September 9, 2016

Use Data to Drive Product Stewardship Objectives

Product stewardship helps ‘future-proof’ a company’s portfolio, but only if it anticipates customer requirements. That means building customer insights around environmental attributes that could turn into strong drivers.

Because marketing departments and R&D focus on product performance, product stewards need data to show that environmental leadership also matters. Jon Ortiz, director of product stewardship at HP, offered strategies for gathering the right data.

The government, NGOs, competitors and customers are all sources of data. For example, as more companies incorporate sustainability initiatives, they issue corporate sustainability reports. These are sources of information about what they’re doing in the marketplace. Safety data sheets and annual reports are also sources of competitor data.

Eco-labels are another source of competitive analysis. If your competitors tout a certification, you can relay that back to senior management. “If you’re competitors are doing it, nobody really likes to be behind,” said Ortiz.

Eco-labels also foreshadow future market access requirements. Take the individual performance attributes necessary to achieve the eco-label and compare how well you match to competitors. If regulators propose a rule around the attribute, competitors won’t argue with it and you’ll be behind. Showing design teams how far you are behind can influence changes, said Ortiz.

Internal Data

Companies can also generate data internally. For example, a team at HP gathers every customer inquiry about environmental attributes, whether it’s a consumer phoning the call center or an enterprise prospect whose RFP requests additional information. The team responds to the inquiries but also tracks and categorizes the requests “Most of you have some mechanism for receiving customer inquiries, but actually tracking and parsing the data – how many do you get, etc. — is trickier,” said Ortiz.

Insights from this data are folded into future product design. For example, the team received many inquiries about air emissions, so the company created documents to address the inquiries and made them available.

Likewise, if an RFQ worth millions of dollars specifies certain requirements, product stewards will use that data to influence the design team. In packaging, for instance, the customer may not want polystyrene foam. “We might have to eat the cost to do a paper-based alternative, but now here’s the dollar value that could be lost, and showing that is powerful,” said Ortiz.

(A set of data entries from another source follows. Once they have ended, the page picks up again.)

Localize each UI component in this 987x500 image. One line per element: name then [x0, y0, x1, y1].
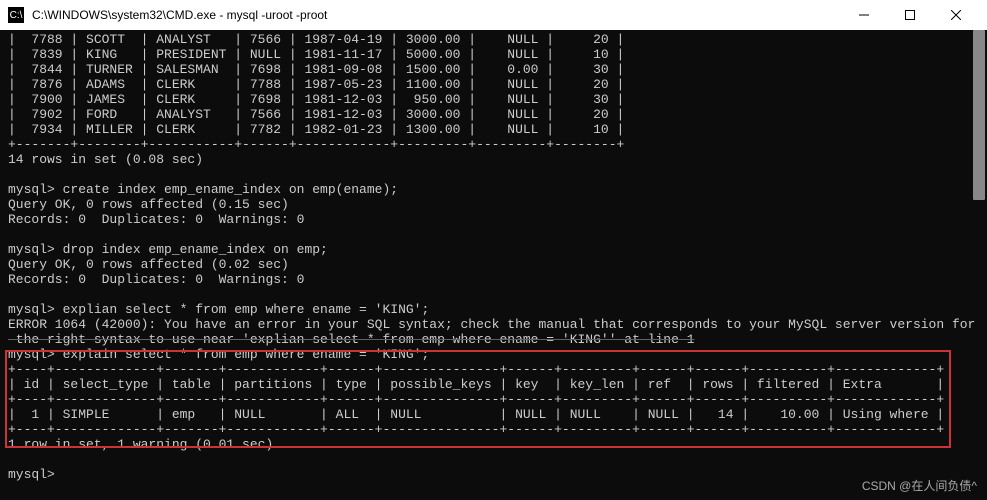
- explain-header: | id | select_type | table | partitions …: [8, 377, 979, 392]
- emp-footer: 14 rows in set (0.08 sec): [8, 152, 979, 167]
- emp-table: | 7788 | SCOTT | ANALYST | 7566 | 1987-0…: [8, 32, 979, 137]
- error-line-2: the right syntax to use near 'explian se…: [8, 332, 979, 347]
- explian-typo-prompt: mysql> explian select * from emp where e…: [8, 302, 979, 317]
- explain-footer: 1 row in set, 1 warning (0.01 sec): [8, 437, 979, 452]
- explain-sep-bot: +----+-------------+-------+------------…: [8, 422, 979, 437]
- close-button[interactable]: [933, 0, 979, 30]
- explain-sep-top: +----+-------------+-------+------------…: [8, 362, 979, 377]
- explain-sep-mid: +----+-------------+-------+------------…: [8, 392, 979, 407]
- window-titlebar: C:\ C:\WINDOWS\system32\CMD.exe - mysql …: [0, 0, 987, 30]
- watermark: CSDN @在人间负债^: [862, 477, 977, 494]
- terminal-output[interactable]: | 7788 | SCOTT | ANALYST | 7566 | 1987-0…: [0, 30, 987, 484]
- create-index-result-1: Query OK, 0 rows affected (0.15 sec): [8, 197, 979, 212]
- drop-index-prompt: mysql> drop index emp_ename_index on emp…: [8, 242, 979, 257]
- cmd-icon: C:\: [8, 7, 24, 23]
- mysql-prompt[interactable]: mysql>: [8, 467, 979, 482]
- window-title: C:\WINDOWS\system32\CMD.exe - mysql -uro…: [32, 8, 841, 22]
- window-buttons: [841, 0, 979, 30]
- create-index-result-2: Records: 0 Duplicates: 0 Warnings: 0: [8, 212, 979, 227]
- create-index-prompt: mysql> create index emp_ename_index on e…: [8, 182, 979, 197]
- drop-index-result-2: Records: 0 Duplicates: 0 Warnings: 0: [8, 272, 979, 287]
- maximize-button[interactable]: [887, 0, 933, 30]
- drop-index-result-1: Query OK, 0 rows affected (0.02 sec): [8, 257, 979, 272]
- minimize-button[interactable]: [841, 0, 887, 30]
- error-line-1: ERROR 1064 (42000): You have an error in…: [8, 317, 979, 332]
- explain-row: | 1 | SIMPLE | emp | NULL | ALL | NULL |…: [8, 407, 979, 422]
- emp-separator: +-------+--------+-----------+------+---…: [8, 137, 979, 152]
- scrollbar-thumb[interactable]: [973, 30, 985, 200]
- explain-prompt: mysql> explain select * from emp where e…: [8, 347, 979, 362]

He recommends incorporating a bid and tender tracker that shows revenue wins and losses. When you show the amount of dollars tied to an attribute, like packaging with paper instead of foam, ‘that’s extremely powerful stuff,” he said.

What Works and What Doesn’t

Ortiz also shared some practical advice for achieving buy-in from executives. He reiterated that speaking about compliance doesn’t affect change. When talking about possible regulations, for instance, executives want to know the likelihood they’ll be enacted, which can be hard for product stewards to quantify. Likewise, conversations about lifecycle analysis and carbon footprints have less impact on design teams than data about competitor products.

Finally, environmental data is not a real driver in many customer focus groups, but if you look to leading-edge customers and extreme users, they will point in a direction you can show to marketing departments.